Run: Sure, hydration is nice… and they do have Port-a-Potties on the race route… but do I really want to stop and add to my time? Meh. Not really. I’ve taken longer than I should as it is. (Stupid bike!) I didn’t know this before, but you can survive running 3.1 miles on a full bladder. Oh, and other women walked the 3 miles—ain’t nothin’ wrong with that--- but I actually LIKE running (swimming and biking… eh, not so much), so I was going to take this doctor/PT- approved chance to jog and run as much as I could. There’s nothing like finishing a triathlon at a full on sprint. And hearing the announcer saying “Here comes Brianna Johnston—look at her go full steam!”
On esprit de corps, motivation, keeping morale up, whatever you call it: I was told before that there would be so many people cheering all the women on. I was told other women would say “You’re doing great!” even as they sped past you. I had been told that there would be women of all ages, shapes, sizes, fitness levels. It was true. And it was AWESOME. Homeowners along the running route were shouting at us saying “You’re all so beautiful!” On my bike, after hollering and yelling with the other women as we went through a tunnel, another woman whooshed right past me but still said “keep it up, you’re doing great!” Our ages were written on the back of our left calf, and I saw a woman of 66 start (and I found out later she wasn’t the oldest woman—there was a woman in the 75-80 age group!). I also had a girl of 14 in front of me most of the bike ride. There was one point on that bike ride, where there was no one else around me and I went past a little family clearly there to cheer on someone else. But when I went by they CHEERED their hearts out for little ol’ me… and they didn’t even know me!

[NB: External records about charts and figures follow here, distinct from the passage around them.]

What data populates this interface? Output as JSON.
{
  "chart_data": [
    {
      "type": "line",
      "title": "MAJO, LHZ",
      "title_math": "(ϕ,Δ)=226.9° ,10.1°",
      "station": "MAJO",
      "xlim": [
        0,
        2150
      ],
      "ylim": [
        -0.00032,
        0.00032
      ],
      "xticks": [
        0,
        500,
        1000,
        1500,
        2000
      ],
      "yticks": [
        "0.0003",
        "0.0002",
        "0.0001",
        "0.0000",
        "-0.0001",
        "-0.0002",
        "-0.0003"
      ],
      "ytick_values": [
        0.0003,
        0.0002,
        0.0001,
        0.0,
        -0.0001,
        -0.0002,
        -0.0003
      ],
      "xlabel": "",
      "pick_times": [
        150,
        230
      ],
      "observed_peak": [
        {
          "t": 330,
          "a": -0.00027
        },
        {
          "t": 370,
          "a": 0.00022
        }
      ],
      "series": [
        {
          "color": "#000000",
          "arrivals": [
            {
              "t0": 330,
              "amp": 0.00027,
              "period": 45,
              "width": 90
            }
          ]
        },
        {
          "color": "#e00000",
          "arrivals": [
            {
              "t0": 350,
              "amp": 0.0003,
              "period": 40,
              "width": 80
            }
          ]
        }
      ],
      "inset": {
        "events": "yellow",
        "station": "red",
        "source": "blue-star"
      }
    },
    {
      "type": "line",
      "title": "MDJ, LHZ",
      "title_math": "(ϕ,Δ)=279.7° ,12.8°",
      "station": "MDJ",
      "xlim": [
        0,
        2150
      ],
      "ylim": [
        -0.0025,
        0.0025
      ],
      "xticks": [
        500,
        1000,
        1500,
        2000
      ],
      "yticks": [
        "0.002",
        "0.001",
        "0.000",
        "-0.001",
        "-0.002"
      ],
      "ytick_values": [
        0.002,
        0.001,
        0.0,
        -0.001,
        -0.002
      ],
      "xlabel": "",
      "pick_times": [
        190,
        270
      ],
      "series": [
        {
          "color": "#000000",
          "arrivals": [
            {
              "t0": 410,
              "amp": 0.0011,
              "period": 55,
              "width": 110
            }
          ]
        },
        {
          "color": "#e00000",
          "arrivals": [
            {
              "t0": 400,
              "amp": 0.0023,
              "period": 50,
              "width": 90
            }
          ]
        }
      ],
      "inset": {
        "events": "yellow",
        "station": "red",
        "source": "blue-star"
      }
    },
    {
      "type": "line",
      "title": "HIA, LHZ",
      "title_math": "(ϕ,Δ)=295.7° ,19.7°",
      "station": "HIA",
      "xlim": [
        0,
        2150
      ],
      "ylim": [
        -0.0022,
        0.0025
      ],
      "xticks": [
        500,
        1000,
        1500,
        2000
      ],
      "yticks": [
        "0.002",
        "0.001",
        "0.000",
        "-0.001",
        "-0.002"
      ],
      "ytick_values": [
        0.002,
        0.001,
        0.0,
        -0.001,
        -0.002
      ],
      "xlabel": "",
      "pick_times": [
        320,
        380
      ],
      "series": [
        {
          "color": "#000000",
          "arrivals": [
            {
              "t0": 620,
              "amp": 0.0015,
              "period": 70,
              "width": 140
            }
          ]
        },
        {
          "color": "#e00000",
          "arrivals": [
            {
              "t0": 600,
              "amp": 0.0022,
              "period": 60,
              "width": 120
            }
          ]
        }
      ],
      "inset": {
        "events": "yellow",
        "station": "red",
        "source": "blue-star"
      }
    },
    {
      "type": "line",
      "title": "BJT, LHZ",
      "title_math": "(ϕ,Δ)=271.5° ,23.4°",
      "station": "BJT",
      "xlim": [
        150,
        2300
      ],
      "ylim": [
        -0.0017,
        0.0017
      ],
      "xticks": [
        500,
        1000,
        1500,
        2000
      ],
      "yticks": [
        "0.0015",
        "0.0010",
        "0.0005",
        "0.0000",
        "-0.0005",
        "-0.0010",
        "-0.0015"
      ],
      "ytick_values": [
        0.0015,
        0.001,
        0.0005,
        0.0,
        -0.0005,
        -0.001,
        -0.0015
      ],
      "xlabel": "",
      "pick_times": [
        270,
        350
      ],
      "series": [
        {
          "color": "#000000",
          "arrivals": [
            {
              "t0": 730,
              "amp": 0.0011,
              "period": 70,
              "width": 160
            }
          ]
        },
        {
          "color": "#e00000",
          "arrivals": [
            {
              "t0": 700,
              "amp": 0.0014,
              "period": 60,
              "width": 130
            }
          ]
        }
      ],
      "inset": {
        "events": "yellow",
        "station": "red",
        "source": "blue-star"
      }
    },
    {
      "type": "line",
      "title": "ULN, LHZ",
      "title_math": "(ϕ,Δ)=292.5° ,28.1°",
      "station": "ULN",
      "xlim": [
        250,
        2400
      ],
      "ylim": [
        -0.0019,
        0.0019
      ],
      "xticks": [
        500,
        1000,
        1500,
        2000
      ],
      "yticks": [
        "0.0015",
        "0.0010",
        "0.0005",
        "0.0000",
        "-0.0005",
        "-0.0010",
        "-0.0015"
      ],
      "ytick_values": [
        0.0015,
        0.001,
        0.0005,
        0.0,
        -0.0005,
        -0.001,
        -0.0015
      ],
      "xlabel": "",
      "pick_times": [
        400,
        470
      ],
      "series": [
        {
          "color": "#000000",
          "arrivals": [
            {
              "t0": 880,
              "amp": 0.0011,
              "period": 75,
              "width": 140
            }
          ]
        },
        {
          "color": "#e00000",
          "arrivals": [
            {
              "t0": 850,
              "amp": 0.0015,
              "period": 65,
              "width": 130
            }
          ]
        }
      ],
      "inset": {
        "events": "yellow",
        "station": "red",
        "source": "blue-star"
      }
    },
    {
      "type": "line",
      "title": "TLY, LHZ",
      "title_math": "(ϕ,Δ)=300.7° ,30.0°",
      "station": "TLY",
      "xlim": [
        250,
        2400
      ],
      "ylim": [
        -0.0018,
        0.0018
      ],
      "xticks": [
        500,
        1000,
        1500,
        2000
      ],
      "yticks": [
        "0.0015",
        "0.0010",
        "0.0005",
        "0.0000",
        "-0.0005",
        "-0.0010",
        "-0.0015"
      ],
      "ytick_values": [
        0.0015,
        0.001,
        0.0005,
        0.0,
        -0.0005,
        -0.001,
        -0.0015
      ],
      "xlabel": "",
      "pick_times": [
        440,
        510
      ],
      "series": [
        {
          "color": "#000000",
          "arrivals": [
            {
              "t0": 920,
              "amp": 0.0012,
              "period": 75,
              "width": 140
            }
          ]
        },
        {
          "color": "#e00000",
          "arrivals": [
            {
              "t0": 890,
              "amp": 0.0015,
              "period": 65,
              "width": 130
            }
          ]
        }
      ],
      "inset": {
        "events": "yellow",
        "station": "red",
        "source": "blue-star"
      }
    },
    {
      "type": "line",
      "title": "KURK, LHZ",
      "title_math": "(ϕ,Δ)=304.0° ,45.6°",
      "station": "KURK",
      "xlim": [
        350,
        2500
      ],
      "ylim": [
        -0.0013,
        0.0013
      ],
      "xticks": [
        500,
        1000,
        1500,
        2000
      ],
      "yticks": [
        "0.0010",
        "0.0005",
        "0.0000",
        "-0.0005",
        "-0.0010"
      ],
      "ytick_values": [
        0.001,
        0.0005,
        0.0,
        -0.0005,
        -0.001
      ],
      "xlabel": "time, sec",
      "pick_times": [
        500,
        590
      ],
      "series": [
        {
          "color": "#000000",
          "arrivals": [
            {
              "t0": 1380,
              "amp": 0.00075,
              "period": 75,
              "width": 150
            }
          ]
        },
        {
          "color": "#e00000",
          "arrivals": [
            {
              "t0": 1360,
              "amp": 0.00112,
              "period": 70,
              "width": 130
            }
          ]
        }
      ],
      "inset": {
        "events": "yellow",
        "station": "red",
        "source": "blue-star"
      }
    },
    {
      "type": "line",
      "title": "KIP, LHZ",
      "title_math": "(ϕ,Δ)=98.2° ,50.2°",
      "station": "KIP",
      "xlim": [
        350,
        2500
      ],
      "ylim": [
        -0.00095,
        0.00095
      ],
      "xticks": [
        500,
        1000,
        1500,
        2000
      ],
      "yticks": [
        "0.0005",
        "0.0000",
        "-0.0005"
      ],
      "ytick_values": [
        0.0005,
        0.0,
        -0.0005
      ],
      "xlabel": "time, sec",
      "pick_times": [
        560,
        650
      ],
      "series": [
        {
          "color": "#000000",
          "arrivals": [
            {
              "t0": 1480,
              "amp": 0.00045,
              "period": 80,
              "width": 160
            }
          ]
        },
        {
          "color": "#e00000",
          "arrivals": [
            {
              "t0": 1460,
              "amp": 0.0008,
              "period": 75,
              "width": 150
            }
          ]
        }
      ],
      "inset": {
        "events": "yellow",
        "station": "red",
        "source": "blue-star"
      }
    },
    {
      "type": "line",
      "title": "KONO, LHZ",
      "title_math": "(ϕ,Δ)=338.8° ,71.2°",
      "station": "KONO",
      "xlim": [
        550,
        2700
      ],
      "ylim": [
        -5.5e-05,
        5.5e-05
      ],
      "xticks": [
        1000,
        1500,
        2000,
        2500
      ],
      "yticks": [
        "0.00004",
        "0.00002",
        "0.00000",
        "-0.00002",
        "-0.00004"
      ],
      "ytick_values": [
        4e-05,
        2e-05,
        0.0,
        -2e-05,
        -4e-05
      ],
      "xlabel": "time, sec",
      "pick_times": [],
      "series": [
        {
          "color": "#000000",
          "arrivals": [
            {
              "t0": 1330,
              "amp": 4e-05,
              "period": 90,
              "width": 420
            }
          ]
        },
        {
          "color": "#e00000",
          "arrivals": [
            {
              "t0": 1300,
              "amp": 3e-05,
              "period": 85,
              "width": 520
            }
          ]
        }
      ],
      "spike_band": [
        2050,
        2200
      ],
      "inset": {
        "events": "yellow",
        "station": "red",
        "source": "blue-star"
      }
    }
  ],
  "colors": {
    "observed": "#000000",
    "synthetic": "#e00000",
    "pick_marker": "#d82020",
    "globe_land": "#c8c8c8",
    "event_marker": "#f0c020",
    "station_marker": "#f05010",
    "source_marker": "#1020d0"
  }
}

Afterward: OOOOOh, was I tired. And HUNGRY. I ate goo and Luna chews and other things that are supposed to keep your energy up while you race. I was still hungry though. Nom, nom, nom!
So that’s it--- everything there is to say about the Danskin. It got me to be more serious about being fit (esp. important with so much heart disease in the family on both sides). It benefitted a good cause. It pushed me beyond the limits I thought I had. I bonded with co-workers I wouldn’t have bonded with otherwise. AND IT WAS FUN!